沙和向她伸手,千鹤用力摔开,嘶哑地喊:「出去。不要管我。」但是怎能不管她?脖子上留下一条红肿的领带印,像一条项链。有人趁千鹤睡着时进到屋里,用领带勒住她的脖子,想谋杀她啊。「谁?到底是谁做出这种事来?」可是无论怎么问,千鹤只是摇头。
正当不知所措时,白井回来了。听沙和讲出事情后,他惊慌地抱紧千鹤,发出相同的质问。然而千鹤只是伏在父亲的臂弯里啜泣,什么也不回答,仅仅摇动她的长发。「请让我们单独留下。」白井说。沙和与昌也遵从他的意见,离开一号室。
三十分钟,白井来了。千鹤终于平静下来,吃着父亲买回来的生日蛋糕。除了喉咙有点痛以外,身体并无异常。可是问什么都不答,所以跑来问沙和。可是沙和也摸不着头脑,不晓得发生什么事。
六点钟,沙和离开公寓,到八点十五分再去开门的二小时十五分钟期间,应该不可能有任何人进去一号室。

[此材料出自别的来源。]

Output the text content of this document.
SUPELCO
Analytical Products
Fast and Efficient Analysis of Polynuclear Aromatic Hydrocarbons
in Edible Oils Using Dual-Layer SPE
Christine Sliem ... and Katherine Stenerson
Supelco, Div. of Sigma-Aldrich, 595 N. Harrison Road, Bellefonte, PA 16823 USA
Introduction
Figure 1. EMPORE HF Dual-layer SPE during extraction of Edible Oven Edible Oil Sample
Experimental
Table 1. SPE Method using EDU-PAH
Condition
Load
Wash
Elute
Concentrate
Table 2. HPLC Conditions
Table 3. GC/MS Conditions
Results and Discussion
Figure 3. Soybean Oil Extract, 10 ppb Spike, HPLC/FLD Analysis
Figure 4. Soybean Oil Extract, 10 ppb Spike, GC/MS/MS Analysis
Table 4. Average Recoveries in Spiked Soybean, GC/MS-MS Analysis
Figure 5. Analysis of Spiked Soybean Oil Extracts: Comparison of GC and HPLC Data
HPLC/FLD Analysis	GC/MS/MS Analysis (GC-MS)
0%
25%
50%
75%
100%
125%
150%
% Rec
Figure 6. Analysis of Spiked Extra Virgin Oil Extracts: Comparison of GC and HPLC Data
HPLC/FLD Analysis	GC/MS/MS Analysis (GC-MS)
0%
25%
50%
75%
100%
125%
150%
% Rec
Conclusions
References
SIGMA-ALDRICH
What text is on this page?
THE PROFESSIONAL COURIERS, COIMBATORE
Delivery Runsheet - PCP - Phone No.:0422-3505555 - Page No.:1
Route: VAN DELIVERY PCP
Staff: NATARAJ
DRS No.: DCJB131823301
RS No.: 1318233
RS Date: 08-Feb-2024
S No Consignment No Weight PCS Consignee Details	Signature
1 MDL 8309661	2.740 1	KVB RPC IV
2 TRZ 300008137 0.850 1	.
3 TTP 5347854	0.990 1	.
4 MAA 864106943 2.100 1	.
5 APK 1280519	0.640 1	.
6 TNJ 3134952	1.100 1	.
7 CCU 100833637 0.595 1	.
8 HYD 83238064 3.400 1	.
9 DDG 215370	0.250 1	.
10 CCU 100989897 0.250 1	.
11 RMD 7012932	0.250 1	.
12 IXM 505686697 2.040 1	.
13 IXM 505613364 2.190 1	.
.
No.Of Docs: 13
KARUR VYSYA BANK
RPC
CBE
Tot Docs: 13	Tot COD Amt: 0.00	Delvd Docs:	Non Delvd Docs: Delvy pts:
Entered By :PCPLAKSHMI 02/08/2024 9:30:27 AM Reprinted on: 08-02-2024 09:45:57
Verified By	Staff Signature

今天下午两点半,到学校接千鹤回来,直到五点以前,沙和跟平时一样陪千鹤。五点钟,白井用电话预约的锁店派了一名年轻人来,开始着手替换门上的新旋钮锁。那年轻人好像从乡下来的,木讷寡言,沙和顺口请他留意一下千鹤,然后去买东西。三十分钟后回来,刚好年轻人换好门锁,千鹤用新钥匙插进锁钮洞里把玩。沙和先付了费用,当年轻人回去以后,开始像平日一样准备晚餐。六点钟准备妥当时,千鹤就提出在父亲回来以前想睡一会的要求。沙和从千鹤口中第一次听到今天是她生日的消息。
「哦,你的生日呀。早知道多做两道好菜替你庆祝啦。」
「没关系。爸爸会买蛋糕给我。」
这样对话之后,沙和替千鹤换好睡衣抱她上床。等她睡着才出房门,那时沙和肯定自己从门内侧押了门钮才出去。新锁钮也跟公寓所有单位使用的自动按钮式一样,只要从内侧将旋钮上的钮按上关好门,就会自动上锁。那是许多酒店使用的旋钮锁。
沙和出到门外时旋转一下门钮,肯定上了锁才离开,不会有错。
锁店的人留下两支新钥匙,其中一支摆在千鹤房间的衣柜上面,另外一支自己带回屋里,摆在厨房的桌面上。然后替昌也准备好晚饭,六点半左右到附近的咖啡室出席居民会,回到家里乃是八点多一点。然后——
追述到这里,沙和突然想起什么似的,把话中断。
「什么事?」
白井问,沙和慌忙摇头敷衍过去,然后看到白井手上拿的纸包裹。那是刚才白井的前妻叫她送给千鹤的礼物。
「这是什么?」
白井察觉沙和的视线而问。沙和踌躇片刻,这才坦白说出次子来访的事。
「可是不是你太太做的。你太太没有进去屋里。我在旁边一直留意她。」
白井皱起细细的眉头,想了一下。
「今天的事不必想得太严重。我想没什么。」
白井鞠躬致意离开。听到走廊上的脚步声消失后,沙和不由大喊一声:「昌也。」
在起居室看电视的昌也回头,躲开母亲的视线,说:「今天比赛很累,我要睡了。」
正想站起来回自己的房间时,沙和拉住他的手臂,叫他坐在厨房的椅子上。
「并不是没有人进不去隔壁的屋内。我去参加居民会时,新钥匙一直摆在这儿。」沙和敲敲桌面,「刚刚才想起来,我回来时,钥匙的位置移动了些。」
「妈在怀疑我?我倒怀疑是妈……你也可以在离开之前做得到,不是吗?」
「为了什么?我为何要把千鹤……」
沙和气得满脸涨红,嘴唇打哆嗦。
「看你的脸,你的声音。可不是中年丧夫的女人欲求不满的样板?爸去世后,你用菜刀的声音嘈耳得很。看到你动怒似的切卷心菜的模样,时常令我背脊发凉。这种女人经常出现在社会新闻版哪。」
「欲求不满的人是谁?我知道你的抽屉里藏了许多不堪入目的女人照片哟。」
「侵犯别人隐私权的人更加不堪入目!这种偷窥心理跟犯罪有关!」
「昌也!」沙和怒喊,声音和唾液一块儿吞回去。确实,自从丈夫谢世以后,做什么事都很容易动怒。